Concentration of the solutions should make the yield of fermentation higher as they become more concentrated. This would be because the sugar molecules are more abundant as the concentration increases, so the probability that the enzymes come into contact with the molecules is higher. However, more concentrated solutions mean less osmotic pressure.
Analysis
Form the graphs what I have found out was that on the comparison of volume of CO2 produced of different concentration of sugar solution the concentration that has the most CO2 produced is 100% and the least is 200%. This is because that supposing the more concentrated the solution is the more ethanol and CO2 will be produced because more can be react with the enzymes. But in fact it is not because the osmotic pressure which is that the water will flow from less concentrated solution into more concentrated solution. This result for the yeast cells to loose water to the solution, which makes the yeast less efficient.

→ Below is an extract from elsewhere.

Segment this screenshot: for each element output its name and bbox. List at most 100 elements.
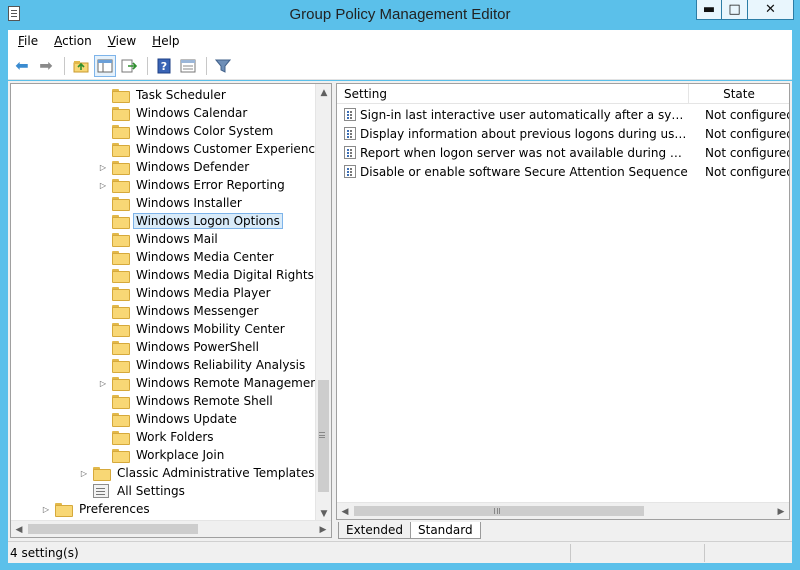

For the rate of fermentation the one that has the fastest rate is 100% and the least is 200%. What I could also noticed from this graph is that the rate increases proportionally as concentration increase. The rate of reaction, in this case, is the movement of the meniscus per minute. The rate of reaction depended on the surrounding temperature and the concentration of the solution therefore the more concentrated the solution is the faster the rate. For this graph though it is not so accurate because that the rate in the beginning of the experiment is ever so fast that it changes the look of the graph so much. Therefore I ignore the first volume of the result because if I have included it into the line the gradient of the graph will not be accurate enough and this will result in the change of the rate of reaction. The rate of reaction table could be seen in the obtaining evidence along with the other results. The formula for calculating the rate of the reaction is:
The change in volume of carbon dioxide (y)
The change in time per minute (x)
It is a shame that I did not have enough time to do the rest of the experiment such as the sugar concentration of 50% because I do not have enough time to complete it. Though I have not done the other experiments I still have enough of the results to conclude the experiment.
Although I did not do 50% sugar concentration I could still say that the best sugar concentration will still be 100% because it has the nearest osmotic pressure on both the solution and the yeast cells. The main conclusion here is that the most important factor is the osmotic pressure that effects the whole experiment.
Due to my prediction what I have predicted was nearly all right except on which was that the amount of carbon dioxide given off will increase as the concentration of sugar increase was wrong because that it is exactly the opposite. Except that the other prediction is the same as the result.